Predicting 2014’s Flu
Flu prediction is hardly an exact science. In fact it could be accused of being little more than a loose amalgam of computer modeling, blind luck, and gut instinct. In other words, cross your fingers.
As this article describes, the scientific community has a fairly poor track record of predicting which flu strains will rise in the coming year, or even which existing flus will manage to evade vaccination:
Today, the situation isn’t much better. Predicting what flu has in store continues to be nearly impossible even though research has identified some commonalities. There are only a few circulating strains such as H3N2, B, H1N1 and H1N1pdm (the ‘swine flu’ strain), and only a handful of areas in the flu genome have been described as hot spots of concern. Yet forecasting every change simply cannot be done leaving public health officials, vaccine manufacturers, epidemiologists and surveillance experts with no other choice than to make their best guesstimate.
So that’s the bad news. The good news is that we have never seen a recurrence of the 1918 flu epidemic that wiped out tens of millions of people. Although influenza is a crafty virus, it seems that many human immune systems are up to the task of staving off each year’s onslaught.

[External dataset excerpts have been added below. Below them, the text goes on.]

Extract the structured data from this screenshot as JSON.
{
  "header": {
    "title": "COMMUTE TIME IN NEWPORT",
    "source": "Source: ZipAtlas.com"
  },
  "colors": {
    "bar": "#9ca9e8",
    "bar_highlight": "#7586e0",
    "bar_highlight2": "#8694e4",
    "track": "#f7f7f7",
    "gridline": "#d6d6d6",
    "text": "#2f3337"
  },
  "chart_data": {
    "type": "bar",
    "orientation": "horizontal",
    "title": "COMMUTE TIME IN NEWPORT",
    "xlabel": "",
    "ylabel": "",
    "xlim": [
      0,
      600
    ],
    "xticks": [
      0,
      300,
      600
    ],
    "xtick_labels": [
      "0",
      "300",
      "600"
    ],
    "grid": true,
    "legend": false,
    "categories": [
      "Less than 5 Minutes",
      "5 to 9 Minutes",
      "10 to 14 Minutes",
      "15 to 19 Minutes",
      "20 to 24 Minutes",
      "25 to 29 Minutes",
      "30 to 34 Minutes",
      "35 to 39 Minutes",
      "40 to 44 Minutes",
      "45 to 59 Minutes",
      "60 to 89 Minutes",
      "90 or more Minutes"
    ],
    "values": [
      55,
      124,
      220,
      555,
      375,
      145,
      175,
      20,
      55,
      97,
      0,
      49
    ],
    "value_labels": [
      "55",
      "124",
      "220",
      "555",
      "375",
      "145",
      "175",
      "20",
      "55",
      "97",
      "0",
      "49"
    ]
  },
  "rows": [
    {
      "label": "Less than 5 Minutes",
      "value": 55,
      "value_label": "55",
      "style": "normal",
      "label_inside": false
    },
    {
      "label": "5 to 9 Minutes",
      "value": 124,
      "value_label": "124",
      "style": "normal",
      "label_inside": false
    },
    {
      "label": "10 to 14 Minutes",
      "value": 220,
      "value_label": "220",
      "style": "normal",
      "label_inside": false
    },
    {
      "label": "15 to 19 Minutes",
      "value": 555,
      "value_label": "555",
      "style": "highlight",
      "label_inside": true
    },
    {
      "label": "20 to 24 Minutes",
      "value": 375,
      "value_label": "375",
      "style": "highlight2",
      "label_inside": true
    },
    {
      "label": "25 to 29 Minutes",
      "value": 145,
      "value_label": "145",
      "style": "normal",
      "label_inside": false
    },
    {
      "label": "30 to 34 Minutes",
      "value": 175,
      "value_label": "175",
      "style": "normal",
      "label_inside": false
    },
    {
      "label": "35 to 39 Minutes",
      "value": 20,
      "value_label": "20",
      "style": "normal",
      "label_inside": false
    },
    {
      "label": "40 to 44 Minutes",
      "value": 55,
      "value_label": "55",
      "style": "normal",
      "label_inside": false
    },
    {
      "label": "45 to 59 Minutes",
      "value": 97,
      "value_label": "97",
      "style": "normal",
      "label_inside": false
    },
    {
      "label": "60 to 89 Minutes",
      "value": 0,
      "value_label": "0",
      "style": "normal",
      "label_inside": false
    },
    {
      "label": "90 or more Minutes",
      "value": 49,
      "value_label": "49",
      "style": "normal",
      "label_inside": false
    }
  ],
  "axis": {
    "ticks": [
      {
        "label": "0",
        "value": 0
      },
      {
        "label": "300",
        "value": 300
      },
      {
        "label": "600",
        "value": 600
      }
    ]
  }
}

But make no mistake: this is an arms race, and it’s never quite clear who will pull ahead in any given year.
The best advice remains the simplest:
In the meantime, the public can do its part to prepare for the unveiling of flu’s New Year’s Evolution by making their own New Year’s Resolution to act more hygienically and adopting good health habits. Even if there was no threat from the flu, these ideas are excellent to improve overall health and happiness. But more importantly, while these actions may not entirely protect individuals from infection, they will go a long way in reducing spread. Moreover, it may even help to prevent the millions of exercise avowers from using illness as an excuse to avoid the gym.